Why Does Sweetness Taste So Good?

A new study hints at how the brain flags different flavors as delicious or disgusting.

A boy with chocolate frosting all over his face, eating a donut
Brandon Wade / Getty

The experience of taste is both essential and ephemeral. It’s the reliable bite of your morning coffee, and it’s the charred sweetness of your first campfire marshmallow, so deeply associated with a particular setting that you forget about it until another marshmallow and another campfire shocks it back into your mind. There’s so much tied up in taste that it’s easy to overlook the fact that our ancestors likely evolved it as a way to make sure we recognized sweet foods with lots of calories and avoided bitter, poisonous things after trying a tiny bite. We are born with a love of sweetness and a dislike of bitterness (though humans are able, through experience, to rework these if we so wish).

How exactly the brain receives the message of sweetness or bitterness, declares it good or bad, and then has us eat more or spit something out is a profound question, linking together the basic biology of taste buds on the tongue and the shadowy tracery of neurons leading from the taste cells back into the brain. For years now, Charles Zuker and his lab at Columbia University’s Zuckerman Institute have been following that tracery, publishing new papers as the trail leads them through each successive brain structure involved in perception.

In their latest study, published in Nature on Wednesday, they report that from the brain’s taste cortex, the neurons carrying the message of bitterness or sweetness take different routes to the amygdala, a region known for consolidating and modulating emotion.
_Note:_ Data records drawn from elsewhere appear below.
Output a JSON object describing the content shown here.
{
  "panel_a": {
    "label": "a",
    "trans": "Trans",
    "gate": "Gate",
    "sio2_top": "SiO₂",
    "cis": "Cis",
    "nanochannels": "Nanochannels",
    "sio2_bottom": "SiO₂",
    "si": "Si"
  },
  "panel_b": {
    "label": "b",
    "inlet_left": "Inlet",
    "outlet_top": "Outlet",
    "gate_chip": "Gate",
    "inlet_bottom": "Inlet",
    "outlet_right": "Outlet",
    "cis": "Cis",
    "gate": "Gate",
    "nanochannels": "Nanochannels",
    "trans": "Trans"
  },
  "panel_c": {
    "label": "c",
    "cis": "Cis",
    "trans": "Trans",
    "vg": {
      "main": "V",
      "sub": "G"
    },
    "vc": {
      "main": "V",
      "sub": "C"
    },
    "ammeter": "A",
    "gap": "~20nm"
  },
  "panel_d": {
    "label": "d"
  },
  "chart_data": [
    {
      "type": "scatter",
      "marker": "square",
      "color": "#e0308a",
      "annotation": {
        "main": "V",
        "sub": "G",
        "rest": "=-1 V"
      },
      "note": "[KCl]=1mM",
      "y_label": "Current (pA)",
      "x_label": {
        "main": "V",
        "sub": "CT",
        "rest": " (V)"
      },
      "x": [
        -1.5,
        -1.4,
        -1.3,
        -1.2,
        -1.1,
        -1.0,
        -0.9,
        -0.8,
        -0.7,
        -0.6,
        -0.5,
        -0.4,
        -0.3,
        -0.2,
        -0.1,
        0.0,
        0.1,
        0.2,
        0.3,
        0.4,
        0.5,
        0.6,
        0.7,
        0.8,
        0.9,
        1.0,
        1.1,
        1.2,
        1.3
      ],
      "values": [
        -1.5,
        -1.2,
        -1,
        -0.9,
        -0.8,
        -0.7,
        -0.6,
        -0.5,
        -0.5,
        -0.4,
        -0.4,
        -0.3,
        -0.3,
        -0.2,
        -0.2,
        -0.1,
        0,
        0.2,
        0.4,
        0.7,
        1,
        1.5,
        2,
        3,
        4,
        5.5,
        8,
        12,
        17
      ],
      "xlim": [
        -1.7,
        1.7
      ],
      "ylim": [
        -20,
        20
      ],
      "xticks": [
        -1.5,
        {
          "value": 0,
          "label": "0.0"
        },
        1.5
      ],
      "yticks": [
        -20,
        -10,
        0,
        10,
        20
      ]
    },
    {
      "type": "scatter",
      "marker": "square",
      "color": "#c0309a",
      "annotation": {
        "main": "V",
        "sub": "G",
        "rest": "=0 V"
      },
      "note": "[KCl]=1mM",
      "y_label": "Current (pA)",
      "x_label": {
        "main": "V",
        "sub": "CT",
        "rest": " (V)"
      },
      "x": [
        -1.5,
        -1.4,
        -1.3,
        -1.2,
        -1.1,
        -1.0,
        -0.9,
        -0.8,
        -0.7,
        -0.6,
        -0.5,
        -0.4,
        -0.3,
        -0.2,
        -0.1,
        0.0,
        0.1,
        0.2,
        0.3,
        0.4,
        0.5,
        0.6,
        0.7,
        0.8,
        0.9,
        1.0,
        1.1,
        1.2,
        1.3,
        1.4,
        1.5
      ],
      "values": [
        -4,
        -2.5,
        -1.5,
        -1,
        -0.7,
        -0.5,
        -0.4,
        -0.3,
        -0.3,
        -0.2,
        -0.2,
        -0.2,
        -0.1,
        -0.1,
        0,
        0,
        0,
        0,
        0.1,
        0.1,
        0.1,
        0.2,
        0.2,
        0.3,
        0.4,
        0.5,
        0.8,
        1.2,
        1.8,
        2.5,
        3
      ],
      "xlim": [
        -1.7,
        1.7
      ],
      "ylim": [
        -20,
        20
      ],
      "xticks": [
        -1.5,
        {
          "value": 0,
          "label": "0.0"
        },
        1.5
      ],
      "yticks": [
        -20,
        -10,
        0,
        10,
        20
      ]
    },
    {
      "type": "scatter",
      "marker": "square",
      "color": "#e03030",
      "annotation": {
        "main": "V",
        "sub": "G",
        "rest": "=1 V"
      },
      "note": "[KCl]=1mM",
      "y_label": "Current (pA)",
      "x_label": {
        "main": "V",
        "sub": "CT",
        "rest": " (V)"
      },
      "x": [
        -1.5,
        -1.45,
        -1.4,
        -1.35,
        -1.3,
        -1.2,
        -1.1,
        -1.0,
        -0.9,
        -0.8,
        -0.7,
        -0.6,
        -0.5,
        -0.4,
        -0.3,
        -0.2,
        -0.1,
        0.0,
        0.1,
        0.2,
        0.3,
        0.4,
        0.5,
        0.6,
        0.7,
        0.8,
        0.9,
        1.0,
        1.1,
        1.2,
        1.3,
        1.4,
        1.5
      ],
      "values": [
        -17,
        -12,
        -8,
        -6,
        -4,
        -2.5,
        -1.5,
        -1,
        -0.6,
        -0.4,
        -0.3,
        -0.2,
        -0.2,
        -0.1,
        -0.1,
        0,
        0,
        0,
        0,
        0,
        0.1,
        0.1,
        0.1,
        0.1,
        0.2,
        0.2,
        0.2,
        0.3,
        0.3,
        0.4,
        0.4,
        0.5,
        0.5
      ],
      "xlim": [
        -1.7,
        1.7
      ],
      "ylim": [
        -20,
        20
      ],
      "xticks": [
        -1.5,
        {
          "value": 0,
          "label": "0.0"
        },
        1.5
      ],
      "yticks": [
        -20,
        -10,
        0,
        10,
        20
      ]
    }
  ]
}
In a series of experiments in mice, they show that they can use this information to remove the positive connotation from sweetness and the negative from bitterness.
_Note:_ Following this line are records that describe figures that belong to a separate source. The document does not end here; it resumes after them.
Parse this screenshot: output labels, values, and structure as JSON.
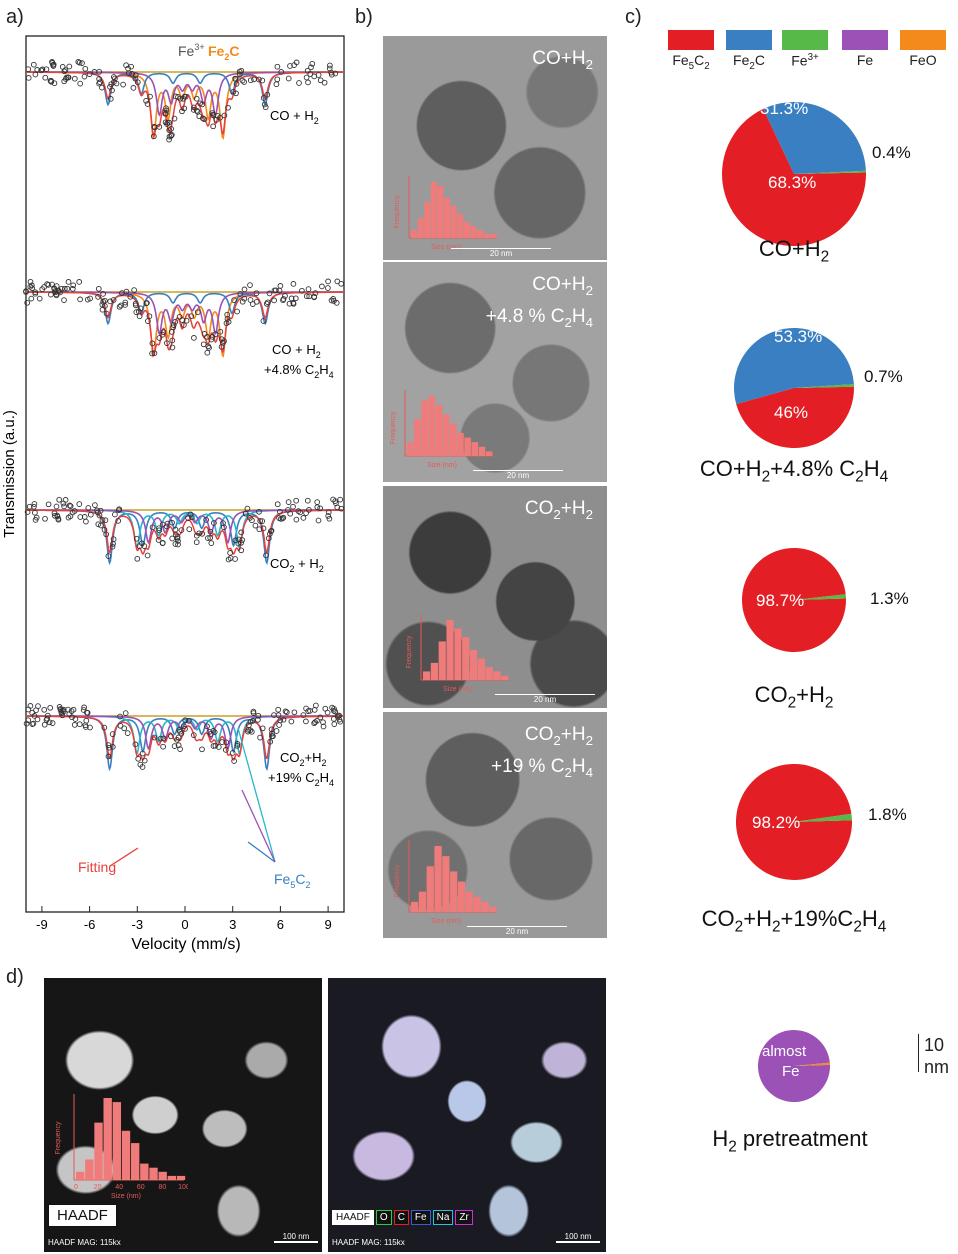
{
  "panels": {
    "a": "a)",
    "b": "b)",
    "c": "c)",
    "d": "d)"
  },
  "mossbauer": {
    "ylabel": "Transmission (a.u.)",
    "xlabel": "Velocity (mm/s)",
    "xticks": [
      "-9",
      "-6",
      "-3",
      "0",
      "3",
      "6",
      "9"
    ],
    "top_annot_fe3": "Fe",
    "top_annot_fe3_sup": "3+",
    "top_annot_fe2c": "Fe",
    "top_annot_fe2c_sub": "2",
    "top_annot_fe2c_tail": "C",
    "spectra": [
      {
        "label_line1": "CO + H",
        "label_sub": "2",
        "label_line2": ""
      },
      {
        "label_line1": "CO + H",
        "label_sub": "2",
        "label_line2": "+4.8% C"
      },
      {
        "label_line1": "CO",
        "label_sub": "2",
        "label_line2": ""
      },
      {
        "label_line1": "CO",
        "label_sub": "2",
        "label_line2": "+19% C"
      }
    ],
    "fitting_label": "Fitting",
    "fe5c2_label": "Fe",
    "fe5c2_sub": "5",
    "fe5c2_tail": "C"
  },
  "tem": {
    "scale": "20 nm",
    "hist_xlabel": "Size (nm)",
    "hist_ylabel": "Frequency",
    "images": [
      {
        "cap1": "CO+H",
        "cap1_sub": "2",
        "cap2": ""
      },
      {
        "cap1": "CO+H",
        "cap1_sub": "2",
        "cap2": "+4.8 % C"
      },
      {
        "cap1": "CO",
        "cap1_sub": "2",
        "cap2": ""
      },
      {
        "cap1": "CO",
        "cap1_sub": "2",
        "cap2": "+19 % C"
      }
    ]
  },
  "legend": [
    {
      "label": "Fe",
      "sub": "5",
      "tail": "C",
      "sub2": "2",
      "color": "#e31e24"
    },
    {
      "label": "Fe",
      "sub": "2",
      "tail": "C",
      "sub2": "",
      "color": "#3a7fc1"
    },
    {
      "label": "Fe",
      "sup": "3+",
      "color": "#57b947"
    },
    {
      "label": "Fe",
      "color": "#9b51b6"
    },
    {
      "label": "FeO",
      "color": "#f48a1c"
    }
  ],
  "chart_data": [
    {
      "type": "pie",
      "title": "CO+H2",
      "slices": [
        {
          "name": "Fe5C2",
          "value": 68.3,
          "label": "68.3%"
        },
        {
          "name": "Fe2C",
          "value": 31.3,
          "label": "31.3%"
        },
        {
          "name": "Fe3+",
          "value": 0.4,
          "label": "0.4%"
        }
      ]
    },
    {
      "type": "pie",
      "title": "CO+H2+4.8% C2H4",
      "slices": [
        {
          "name": "Fe5C2",
          "value": 46,
          "label": "46%"
        },
        {
          "name": "Fe2C",
          "value": 53.3,
          "label": "53.3%"
        },
        {
          "name": "Fe3+",
          "value": 0.7,
          "label": "0.7%"
        }
      ]
    },
    {
      "type": "pie",
      "title": "CO2+H2",
      "slices": [
        {
          "name": "Fe5C2",
          "value": 98.7,
          "label": "98.7%"
        },
        {
          "name": "Fe3+",
          "value": 1.3,
          "label": "1.3%"
        }
      ]
    },
    {
      "type": "pie",
      "title": "CO2+H2+19%C2H4",
      "slices": [
        {
          "name": "Fe5C2",
          "value": 98.2,
          "label": "98.2%"
        },
        {
          "name": "Fe3+",
          "value": 1.8,
          "label": "1.8%"
        }
      ]
    },
    {
      "type": "pie",
      "title": "H2 pretreatment",
      "slices": [
        {
          "name": "Fe",
          "value": 99,
          "label": "almost Fe"
        },
        {
          "name": "FeO",
          "value": 1,
          "label": ""
        }
      ]
    }
  ],
  "pie_captions": [
    {
      "t1": "CO+H",
      "s1": "2",
      "t2": "",
      "s2": "",
      "t3": "",
      "s3": ""
    },
    {
      "t1": "CO+H",
      "s1": "2",
      "t2": "+4.8% C",
      "s2": "2",
      "t3": "H",
      "s3": "4"
    },
    {
      "t1": "CO",
      "s1": "2",
      "t2": "+H",
      "s2": "2",
      "t3": "",
      "s3": ""
    },
    {
      "t1": "CO",
      "s1": "2",
      "t2": "+H",
      "s2": "2",
      "t3": "+19%C",
      "s3": "2"
    },
    {
      "t1": "H",
      "s1": "2",
      "t2": " pretreatment",
      "s2": "",
      "t3": "",
      "s3": ""
    }
  ],
  "pie_last_tail": "H",
  "pie_last_tail_sub": "4",
  "scalebar_text1": "10",
  "scalebar_text2": "nm",
  "haadf": {
    "label": "HAADF",
    "mag": "HAADF  MAG: 115kx",
    "scale": "100 nm",
    "hist_xlabel": "Size (nm)",
    "hist_ylabel": "Frequency",
    "hist_ticks": [
      "0",
      "20",
      "40",
      "60",
      "80",
      "100"
    ],
    "map_legend": [
      {
        "label": "HAADF",
        "color": "#ffffff"
      },
      {
        "label": "O",
        "color": "#2ecc40"
      },
      {
        "label": "C",
        "color": "#e31e24"
      },
      {
        "label": "Fe",
        "color": "#3a5bd9"
      },
      {
        "label": "Na",
        "color": "#20c7d8"
      },
      {
        "label": "Zr",
        "color": "#d62bd6"
      }
    ]
  }
}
In a previous study, to test their understanding of how a message is labeled as sweet or bitter, the researchers rewired mice so that the animals’ sweet neurons fired when they tasted bitterness. As a result, these mice would happily slurp down water laced with bitter substances. The group was even able to get other mice to respond as if they had drunk a bitter fluid—wiping their muzzles vigorously as if it get rid of the taste—solely by triggering their bitter neurons, without having them drink anything.

All this demonstrated that bitter and sweet have very distinct, fairly easily manipulated signals in the brain. But the experiments didn't tell the researchers anything about why sweetness should be favored and bitterness spurned—how they are assigned these positive and negative values in the brain, once what they are has been established. “Taste has two incredibly salient features,” says Zuker. “One is the identity, and the other is the valence, or hedonic, value.”

The researchers continued to follow the trail of cells carrying taste information through the brain. As they reached the amygdala, they found that the bitter messages came in from a different set of neurons than the sweet. They engineered mice in which the neurons bearing those messages could be triggered by laser light, and then set the mice up so that a laser would turn on when they licked an empty water-bottle spout. If they got a positive feeling from the laser, they would lick more; if they got a negative feeling, less. Indeed, mice whose sweet neurons were triggered by the laser licked with abandon. Mice whose bitter neurons were activated did not.

All of this took place without the mice drinking anything. The only thing happening was the activation of neurons in the amygdala. To see whether mice whose amygdala wasn’t firing could tell sweet and bitter apart, without preferring one over the other, the researchers first trained mice to indicate whether a fluid they were drinking was bitter or sweet by moving to the left or the right after taking a sip. Then they gave the mice a drug that kept the amygdala quiet. Lo and behold, the mice continued to be able to identify whether what they were tasting was bitter or sweet—but they did not show any interest in sweetness or any aversion to bitterness.

The pathway a message takes into the amygdala helps define whether a sensation is flagged as a good one or a bad one, the results indicate. As the researchers continue their progress on the trail of taste, they are hoping to uncover what happens next, after a bite of cake or a swig of spoiled milk is given its value. Some neurons doubtless circle around to others that control motor function, so a foul-tasting substance can be spit out and a pleasant one swallowed eagerly. But what Zuker is most interested in is memory. “One bad oyster is all it takes for you to be actively avoiding oysters for the next 12 months,” he says. “A strong negative taste experience will stay with you for ... a long, long time. So how? Where is this signal going to?